The details of EITC eligibility

To claim the EITC, taxpayers must be employed or self-employed and have a Social Security number. They will need to show proof of having less than $3,350 in investment income and have earned income and adjusted gross income lower than the following amounts:

Filing Status No Children 1 Child 2 Children 3 Children
Single, head of household, qualifying widow(er) $14,590 $38,511 $43,756 $46,997
Married filing jointly $20,020 $43,941 $49,186 $52,427


Here are some helpful tips on the Earned Income Tax Credit

  • You must have earned income from a job or self-employment.
  • You can’t file using married filing separately.
  • Children must be your dependent and living with you – Even if the noncustodial parent claims the dependent exemption the custodial parent is the only parent who can claim the EITC for that child.
  • Military active duty can choose to add their combat pay back to earned income when calculating the EITC – Nice hook – figure refund with and without the combat pay and claim the best. This does not make combat pay taxable.
  • Taxpayers and children must have a Social Security number (no Individual Taxpayer Identification Numbers (ITINs) allowed).
  • Don’t have children? You may still qualify for the EITC if you, or your spouse, are between ages 25 and 65.
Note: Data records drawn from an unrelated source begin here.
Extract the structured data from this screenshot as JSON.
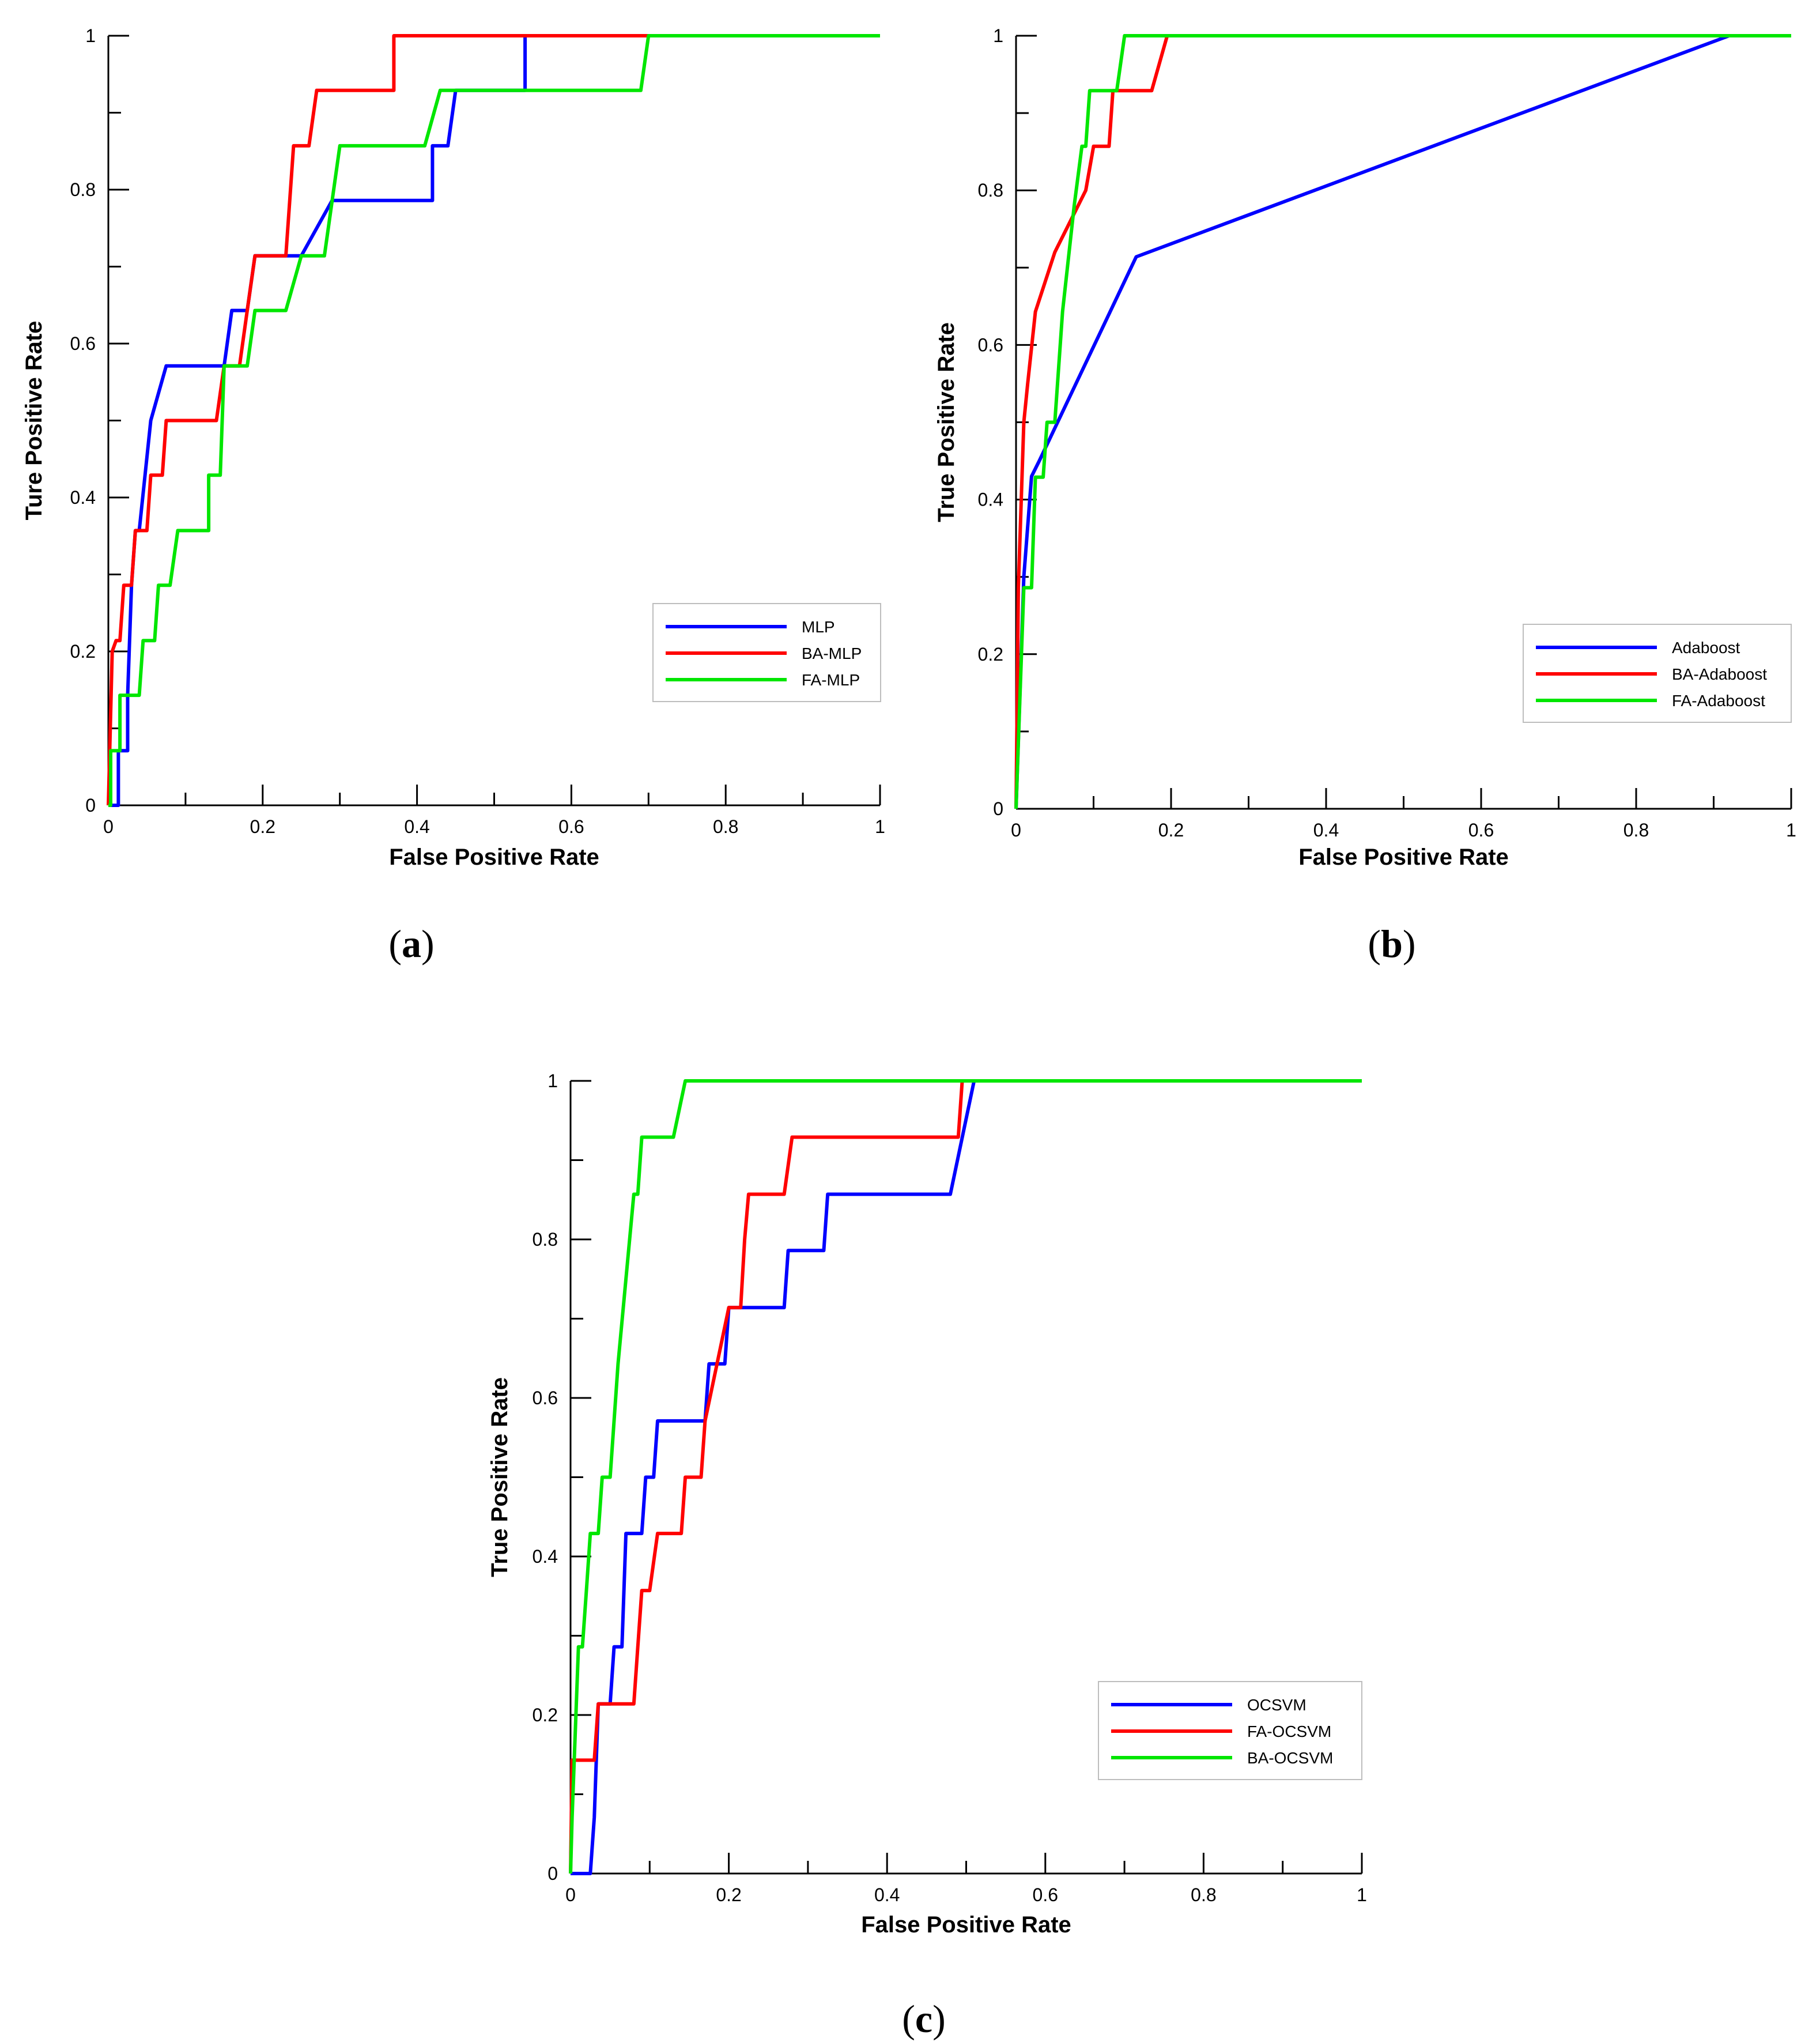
{
  "chart_data": [
    {
      "type": "line",
      "panel_label": "a",
      "xlabel": "False Positive Rate",
      "ylabel": "Ture Positive Rate",
      "xlim": [
        0,
        1
      ],
      "ylim": [
        0,
        1
      ],
      "xticks": [
        "0",
        "0.2",
        "0.4",
        "0.6",
        "0.8",
        "1"
      ],
      "yticks": [
        "0",
        "0.2",
        "0.4",
        "0.6",
        "0.8",
        "1"
      ],
      "grid": false,
      "legend_position": "lower-right",
      "series": [
        {
          "name": "MLP",
          "color": "#0000ff",
          "x": [
            0,
            0.013,
            0.013,
            0.025,
            0.025,
            0.03,
            0.035,
            0.04,
            0.055,
            0.055,
            0.075,
            0.08,
            0.15,
            0.16,
            0.18,
            0.19,
            0.2,
            0.25,
            0.29,
            0.29,
            0.42,
            0.42,
            0.44,
            0.45,
            0.54,
            0.54,
            0.7,
            1
          ],
          "y": [
            0,
            0,
            0.071,
            0.071,
            0.143,
            0.286,
            0.357,
            0.357,
            0.5,
            0.5,
            0.571,
            0.571,
            0.571,
            0.643,
            0.643,
            0.714,
            0.714,
            0.714,
            0.786,
            0.786,
            0.786,
            0.857,
            0.857,
            0.929,
            0.929,
            1,
            1,
            1
          ]
        },
        {
          "name": "BA-MLP",
          "color": "#ff0000",
          "x": [
            0,
            0.005,
            0.01,
            0.015,
            0.02,
            0.03,
            0.035,
            0.05,
            0.055,
            0.07,
            0.075,
            0.14,
            0.15,
            0.17,
            0.18,
            0.19,
            0.23,
            0.24,
            0.26,
            0.27,
            0.37,
            0.37,
            0.69,
            0.69,
            1
          ],
          "y": [
            0,
            0.2,
            0.214,
            0.214,
            0.286,
            0.286,
            0.357,
            0.357,
            0.429,
            0.429,
            0.5,
            0.5,
            0.571,
            0.571,
            0.643,
            0.714,
            0.714,
            0.857,
            0.857,
            0.929,
            0.929,
            1,
            1,
            1,
            1
          ]
        },
        {
          "name": "FA-MLP",
          "color": "#00e600",
          "x": [
            0,
            0.003,
            0.003,
            0.015,
            0.015,
            0.04,
            0.045,
            0.06,
            0.065,
            0.08,
            0.09,
            0.13,
            0.13,
            0.145,
            0.15,
            0.18,
            0.19,
            0.23,
            0.25,
            0.28,
            0.3,
            0.41,
            0.43,
            0.69,
            0.7,
            1
          ],
          "y": [
            0,
            0,
            0.071,
            0.071,
            0.143,
            0.143,
            0.214,
            0.214,
            0.286,
            0.286,
            0.357,
            0.357,
            0.429,
            0.429,
            0.571,
            0.571,
            0.643,
            0.643,
            0.714,
            0.714,
            0.857,
            0.857,
            0.929,
            0.929,
            1,
            1
          ]
        }
      ]
    },
    {
      "type": "line",
      "panel_label": "b",
      "xlabel": "False Positive Rate",
      "ylabel": "True Positive Rate",
      "xlim": [
        0,
        1
      ],
      "ylim": [
        0,
        1
      ],
      "xticks": [
        "0",
        "0.2",
        "0.4",
        "0.6",
        "0.8",
        "1"
      ],
      "yticks": [
        "0",
        "0.2",
        "0.4",
        "0.6",
        "0.8",
        "1"
      ],
      "grid": false,
      "legend_position": "lower-right",
      "series": [
        {
          "name": "Adaboost",
          "color": "#0000ff",
          "x": [
            0,
            0.01,
            0.02,
            0.03,
            0.155,
            0.92,
            1
          ],
          "y": [
            0,
            0.3,
            0.43,
            0.45,
            0.714,
            1,
            1
          ]
        },
        {
          "name": "BA-Adaboost",
          "color": "#ff0000",
          "x": [
            0,
            0.003,
            0.01,
            0.015,
            0.025,
            0.05,
            0.09,
            0.1,
            0.12,
            0.125,
            0.175,
            0.195,
            1
          ],
          "y": [
            0,
            0.286,
            0.5,
            0.55,
            0.643,
            0.72,
            0.8,
            0.857,
            0.857,
            0.929,
            0.929,
            1,
            1
          ]
        },
        {
          "name": "FA-Adaboost",
          "color": "#00e600",
          "x": [
            0,
            0.005,
            0.01,
            0.02,
            0.025,
            0.035,
            0.04,
            0.05,
            0.06,
            0.075,
            0.085,
            0.09,
            0.095,
            0.11,
            0.13,
            0.14,
            0.145,
            1
          ],
          "y": [
            0,
            0.143,
            0.286,
            0.286,
            0.429,
            0.429,
            0.5,
            0.5,
            0.643,
            0.78,
            0.857,
            0.857,
            0.929,
            0.929,
            0.929,
            1,
            1,
            1
          ]
        }
      ]
    },
    {
      "type": "line",
      "panel_label": "c",
      "xlabel": "False Positive Rate",
      "ylabel": "True Positive Rate",
      "xlim": [
        0,
        1
      ],
      "ylim": [
        0,
        1
      ],
      "xticks": [
        "0",
        "0.2",
        "0.4",
        "0.6",
        "0.8",
        "1"
      ],
      "yticks": [
        "0",
        "0.2",
        "0.4",
        "0.6",
        "0.8",
        "1"
      ],
      "grid": false,
      "legend_position": "lower-right",
      "series": [
        {
          "name": "OCSVM",
          "color": "#0000ff",
          "x": [
            0,
            0.025,
            0.03,
            0.035,
            0.05,
            0.055,
            0.065,
            0.07,
            0.09,
            0.095,
            0.105,
            0.11,
            0.17,
            0.175,
            0.195,
            0.2,
            0.27,
            0.275,
            0.32,
            0.325,
            0.48,
            0.51,
            1
          ],
          "y": [
            0,
            0,
            0.071,
            0.214,
            0.214,
            0.286,
            0.286,
            0.429,
            0.429,
            0.5,
            0.5,
            0.571,
            0.571,
            0.643,
            0.643,
            0.714,
            0.714,
            0.786,
            0.786,
            0.857,
            0.857,
            1,
            1
          ]
        },
        {
          "name": "FA-OCSVM",
          "color": "#ff0000",
          "x": [
            0,
            0.002,
            0.03,
            0.035,
            0.08,
            0.085,
            0.09,
            0.1,
            0.11,
            0.14,
            0.145,
            0.165,
            0.17,
            0.2,
            0.215,
            0.22,
            0.225,
            0.27,
            0.28,
            0.49,
            0.495,
            1
          ],
          "y": [
            0,
            0.143,
            0.143,
            0.214,
            0.214,
            0.286,
            0.357,
            0.357,
            0.429,
            0.429,
            0.5,
            0.5,
            0.571,
            0.714,
            0.714,
            0.8,
            0.857,
            0.857,
            0.929,
            0.929,
            1,
            1
          ]
        },
        {
          "name": "BA-OCSVM",
          "color": "#00e600",
          "x": [
            0,
            0.002,
            0.01,
            0.015,
            0.02,
            0.025,
            0.035,
            0.04,
            0.045,
            0.05,
            0.055,
            0.06,
            0.08,
            0.085,
            0.09,
            0.095,
            0.13,
            0.145,
            1
          ],
          "y": [
            0,
            0.071,
            0.286,
            0.286,
            0.357,
            0.429,
            0.429,
            0.5,
            0.5,
            0.5,
            0.571,
            0.643,
            0.857,
            0.857,
            0.929,
            0.929,
            0.929,
            1,
            1
          ]
        }
      ]
    }
  ]
}
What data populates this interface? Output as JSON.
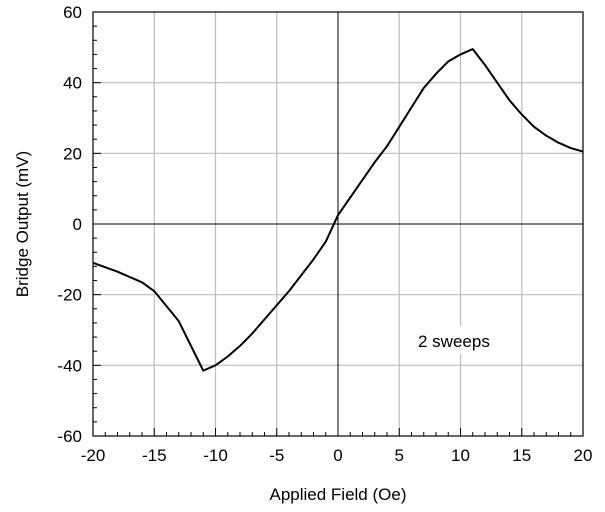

Here are five groups that miss out on EITC

  • Taxpayers who don’t have to file a tax return due to low income. For example, single taxpayers with income less than $10,150 don’t have to file, but should file to get their EITC and any withholdings.
  • Families whose income dropped below $50,000 due to a change in job, relocation, health etc. EITC is not on the radar for these families because they never qualified before and don’t realize families with an income in the $40,000 a year range can qualify for EITC.
  • Grandparents, and other older family members, who take over the raising of grandchildren or other young family members. These taxpayers often have to go back to work to help supplement their retirement income and suddenly qualify for EITC because of their obligations to the children and the wages they are earning.
  • Taxpayers who recently left the military often fall into the EITC range as they start working in the civilian world again.
  • Young single taxpayers who are 25 or older and recently graduated.